Sé que debería preocuparme, y mucho, por aquel asesinato que nunca cometí. O por ese atraco que no se me vino en mientes pegarle a mi banco, aunque se lo merezca. Ni por ese duelo de caballeros con pistola que podría haber ocurrido si mis ancestros hubieran tenido a bien alumbrarme dos siglos antes. Ni mucho menos por aquella violación con paliza incluida que jamás figuró en mi currículo. Puede, entonces, que solo deba ocuparme de ocultar a los ojos de Google los tres frascos de gel, champú y loción que le birlé al hotel Le Domaine, en Sardón de Duero, cuando fui a hacerle mi crítica semanal para El País. Pues no, realmente me importa una gónada si Google y el mundo entero se entera de que he afanado —y usado luego en mi casa— los pecadillos cosméticos de mi paso por ese hotel. Es que eran tan buenos…

«Solo deba ocuparme de ocultar a los ojos de Google los tres frascos de gel, champú y loción que le birlé al hotel Le Domaine»

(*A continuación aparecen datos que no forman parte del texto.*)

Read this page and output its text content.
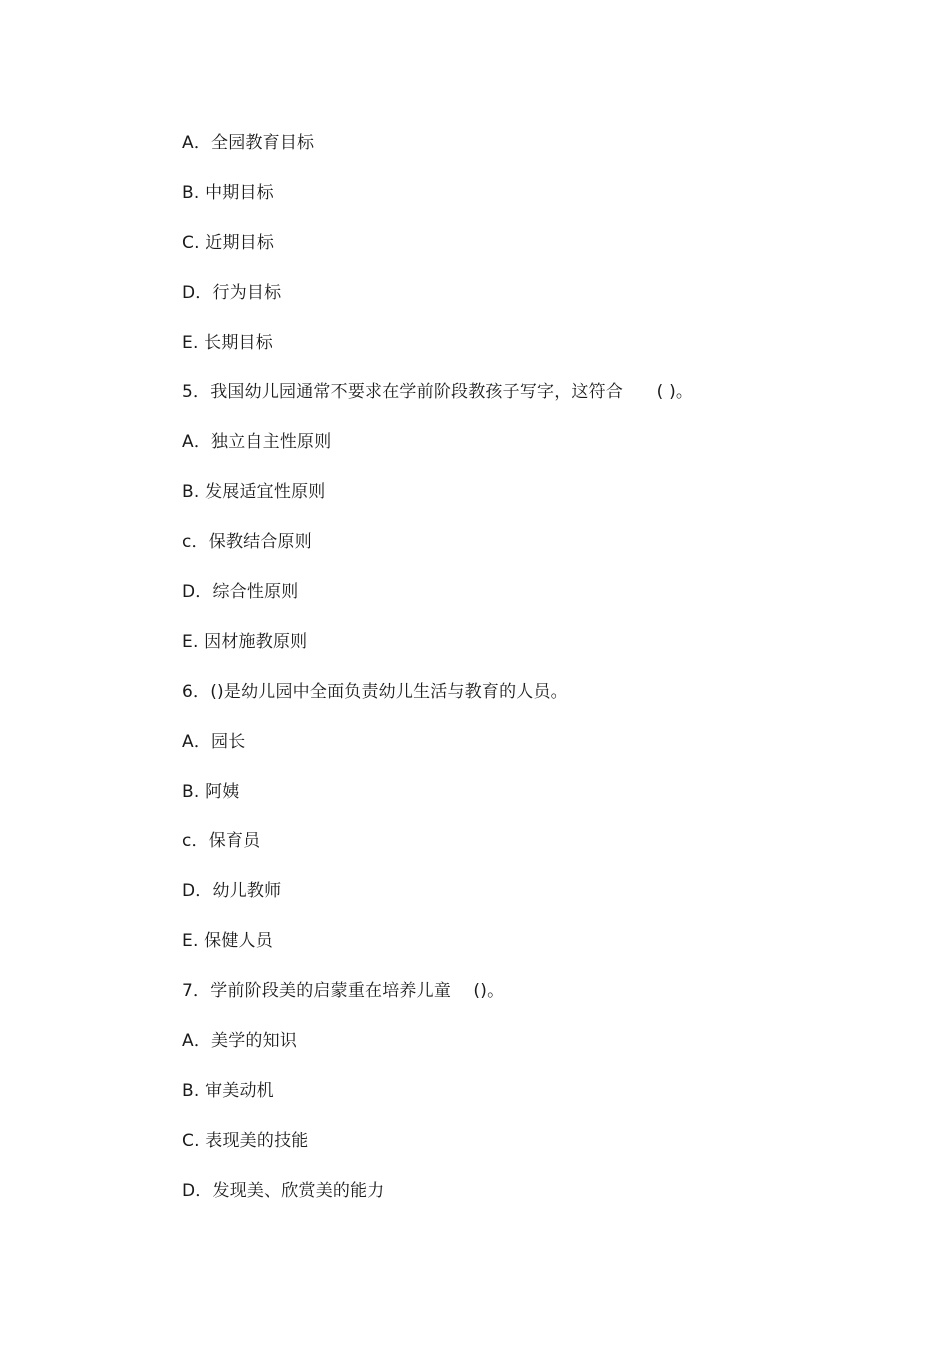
A．全园教育目标
B. 中期目标
C. 近期目标
D．行为目标
E. 长期目标
5．我国幼儿园通常不要求在学前阶段教孩子写字，这符合      ( )。
A．独立自主性原则
B. 发展适宜性原则
c．保教结合原则
D．综合性原则
E. 因材施教原则
6．()是幼儿园中全面负责幼儿生活与教育的人员。
A．园长
B. 阿姨
c．保育员
D．幼儿教师
E. 保健人员
7．学前阶段美的启蒙重在培养儿童    ()。
A．美学的知识
B. 审美动机
C. 表现美的技能
D．发现美、欣赏美的能力
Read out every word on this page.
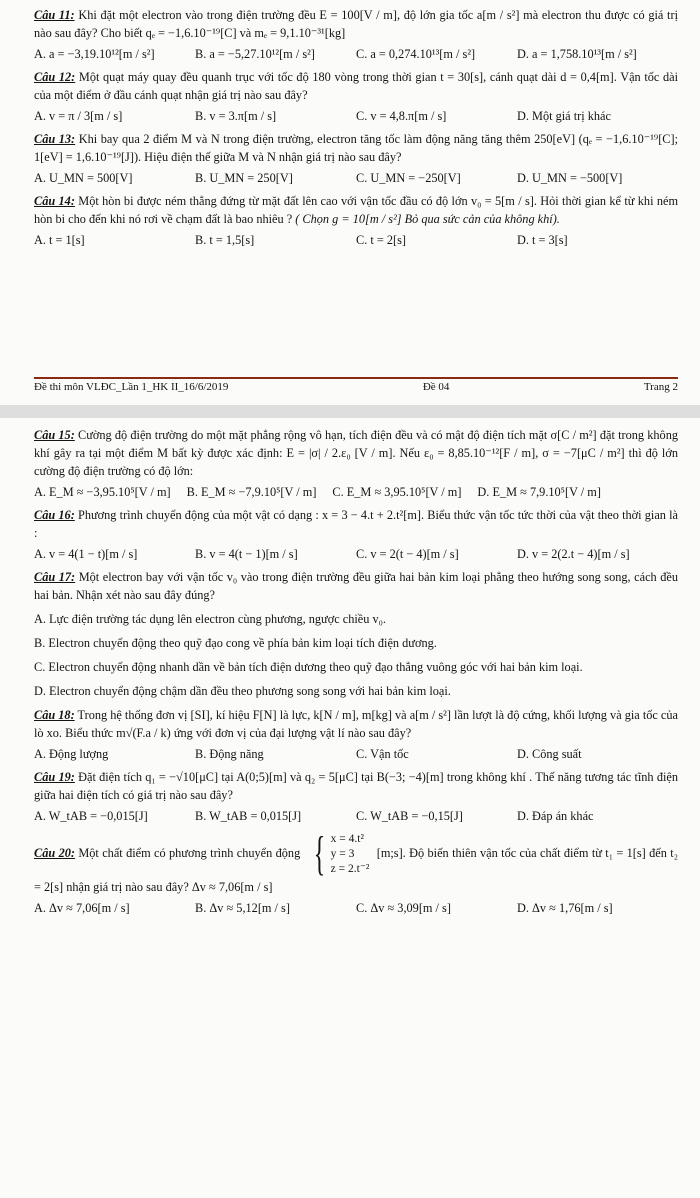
Câu 11: Khi đặt một electron vào trong điện trường đều E = 100[V / m], độ lớn gia tốc a[m / s²] mà electron thu được có giá trị nào sau đây? Cho biết qₑ = −1,6.10⁻¹⁹[C] và mₑ = 9,1.10⁻³¹[kg]

A. a = −3,19.10¹²[m / s²]	B. a = −5,27.10¹²[m / s²]	C. a = 0,274.10¹³[m / s²]	D. a = 1,758.10¹³[m / s²]

Câu 12: Một quạt máy quay đều quanh trục với tốc độ 180 vòng trong thời gian t = 30[s], cánh quạt dài d = 0,4[m]. Vận tốc dài của một điểm ở đầu cánh quạt nhận giá trị nào sau đây?

A. v = π / 3[m / s]	B. v = 3.π[m / s]	C. v = 4,8.π[m / s]	D. Một giá trị khác

Câu 13: Khi bay qua 2 điểm M và N trong điện trường, electron tăng tốc làm động năng tăng thêm 250[eV] (qₑ = −1,6.10⁻¹⁹[C]; 1[eV] = 1,6.10⁻¹⁹[J]). Hiệu điện thế giữa M và N nhận giá trị nào sau đây?

A. U_MN = 500[V]	B. U_MN = 250[V]	C. U_MN = −250[V]	D. U_MN = −500[V]

Câu 14: Một hòn bi được ném thẳng đứng từ mặt đất lên cao với vận tốc đầu có độ lớn v₀ = 5[m / s]. Hỏi thời gian kể từ khi ném hòn bi cho đến khi nó rơi về chạm đất là bao nhiêu ? ( Chọn g = 10[m / s²] Bỏ qua sức cản của không khí).

A. t = 1[s]	B. t = 1,5[s]	C. t = 2[s]	D. t = 3[s]
Đề thi môn VLĐC_Lần 1_HK II_16/6/2019	Đề 04	Trang 2

Câu 15: Cường độ điện trường do một mặt phẳng rộng vô hạn, tích điện đều và có mật độ điện tích mặt σ[C / m²] đặt trong không khí gây ra tại một điểm M bất kỳ được xác định: E = |σ| / 2.ε₀ [V / m]. Nếu ε₀ = 8,85.10⁻¹²[F / m], σ = −7[μC / m²] thì độ lớn cường độ điện trường có độ lớn:

A. E_M ≈ −3,95.10⁵[V / m] B. E_M ≈ −7,9.10⁵[V / m] C. E_M ≈ 3,95.10⁵[V / m] D. E_M ≈ 7,9.10⁵[V / m]

Câu 16: Phương trình chuyển động của một vật có dạng : x = 3 − 4.t + 2.t²[m]. Biểu thức vận tốc tức thời của vật theo thời gian là :

A. v = 4(1 − t)[m / s]	B. v = 4(t − 1)[m / s]	C. v = 2(t − 4)[m / s]	D. v = 2(2.t − 4)[m / s]

Câu 17: Một electron bay với vận tốc v₀ vào trong điện trường đều giữa hai bản kim loại phẳng theo hướng song song, cách đều hai bản. Nhận xét nào sau đây đúng?

A. Lực điện trường tác dụng lên electron cùng phương, ngược chiều v₀.
B. Electron chuyển động theo quỹ đạo cong về phía bản kim loại tích điện dương.
C. Electron chuyển động nhanh dần về bản tích điện dương theo quỹ đạo thẳng vuông góc với hai bản kim loại.
D. Electron chuyển động chậm dần đều theo phương song song với hai bản kim loại.

Câu 18: Trong hệ thống đơn vị [SI], kí hiệu F[N] là lực, k[N / m], m[kg] và a[m / s²] lần lượt là độ cứng, khối lượng và gia tốc của lò xo. Biểu thức m√(F.a / k) ứng với đơn vị của đại lượng vật lí nào sau đây?

A. Động lượng	B. Động năng	C. Vận tốc	D. Công suất

Câu 19: Đặt điện tích q₁ = −√10[μC] tại A(0;5)[m] và q₂ = 5[μC] tại B(−3; −4)[m] trong không khí . Thế năng tương tác tĩnh điện giữa hai điện tích có giá trị nào sau đây?

A. W_tAB = −0,015[J]	B. W_tAB = 0,015[J]	C. W_tAB = −0,15[J]	D. Đáp án khác

Câu 20: Một chất điểm có phương trình chuyển động { x = 4.t²
y = 3
z = 2.t⁻²
[m;s]. Độ biến thiên vận tốc của chất điểm từ t₁ = 1[s] đến t₂ = 2[s] nhận giá trị nào sau đây? Δv ≈ 7,06[m / s]

A. Δv ≈ 7,06[m / s]	B. Δv ≈ 5,12[m / s]	C. Δv ≈ 3,09[m / s]	D. Δv ≈ 1,76[m / s]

Celebro que me espíen y divulguen mis secretos. Porque si no quiero que nadie sepa que hace unos días devoré una hamburguesa en JG Melon (1291 3rd Ave, New York, NY 10021), ten por seguro que no lo ventilaré en ninguna de las cuatro redes sociales del Apocalipsis (Twitter, Facebook, Instagram y LinkedIn). ¡Si no quieres que se hable de ti, no lo publiques! Por ende, si no quieres que abran tu correo, no envíes correos. Si no quieres que te descubran en brazos de tu amiga, no te acuestes con ella. Si no quieres parecerte a DSK, no acoses a las camareras de piso en tu hotel. Lo contrario, además de inmoral, es ignorar las reglas de la nueva sociedad digital.

«Minidrones tan pequeños como un mosquito filmen y obtengan fotografías de todo lo que se mueve»

Estamos a un paso de que unos minidrones tan pequeños como un mosquito filmen y obtengan fotografías de todo lo que se mueve. Y aquello que no se mueve será escrutado por satélites personales, tan grandes como una píldora, que orbitarán alrededor de nuestro planeta y otros astros recabando una valiosa información para nuestros intereses personales y colectivos. En esta confabulación digital, ¿cómo no debería estar incluido Nuestro Señor Google?

«La dialéctica del control y la transparencia de los datos no son efectos secundarios»

En la naturaleza intrínseca de Internet reside la lógica de la comunicación, sostiene Norbert Wiener en su libro La Utopía de la Comunicación. La dialéctica del control y la transparencia de los datos no son efectos secundarios, sino los fundamentos necesarios de un sistema de comunicación, de las ideas que han germinado en la red de redes que hoy utilizamos a diario.

¿Qué antídotos podemos formular contra el sistema? Renunciemos a darnos de alta en el registro civil, el mercantil, el laboral, el escolar. Renunciemos a abonarnos a una compañía de electricidad, a la del gas, al operador de telecomunicaciones. Renunciemos a Hacienda, a la Seguridad Social, al seguro de desempleo. Renunciemos a las tarjetas de crédito y paguemos en metálico todas las facturas del médico, la farmacia, la gestoría. No viajemos en avión, de obligada identificación. Tampoco en tren, ni en automóvil, de imprescindible matriculación. Por supuesto, no adquiramos ni alquilemos una vivienda. Escapémonos de este planeta, pues hasta debajo de un puente seremos víctimas de identificación por parte de terceros.

«¿Qué antídotos podemos formular contra el sistema?»

Y, si no, aceptemos el hecho de que la persona es un ser con personalidad. Lleva inherente a sí mismo el dato, la identidad, la unicidad…, empezando por su propio ADN. Porque lo realmente importante de esta falta de privacidad global en el futuro, pese a las cruzadas antisistémicas que se organizan hoy, es el conocimiento profundo que tendremos sobre nosotros mismos, el mundo que nos rodea y el existente más allá sin que lo podamos alcanzar… de momento. Conocer el comportamiento del mercado, de los consumidores. Prever cómo se desarrollan las epidemias para frenarlas con urgencia. Saber que en Oriente Medio salta la sangre a borbotones y no disculparse porque nada sabíamos de ello.

Nuestra existencia será así más clara y transparente. Nuestros actos, más abiertos. Nuestras miradas, más profundas. Y nuestros sueños, menos inconfesables. Todo ello para hacer posible la máxima del buen servicio, de la hospitalidad sincera, del amor extremo: “tus deseos son órdenes para mí”.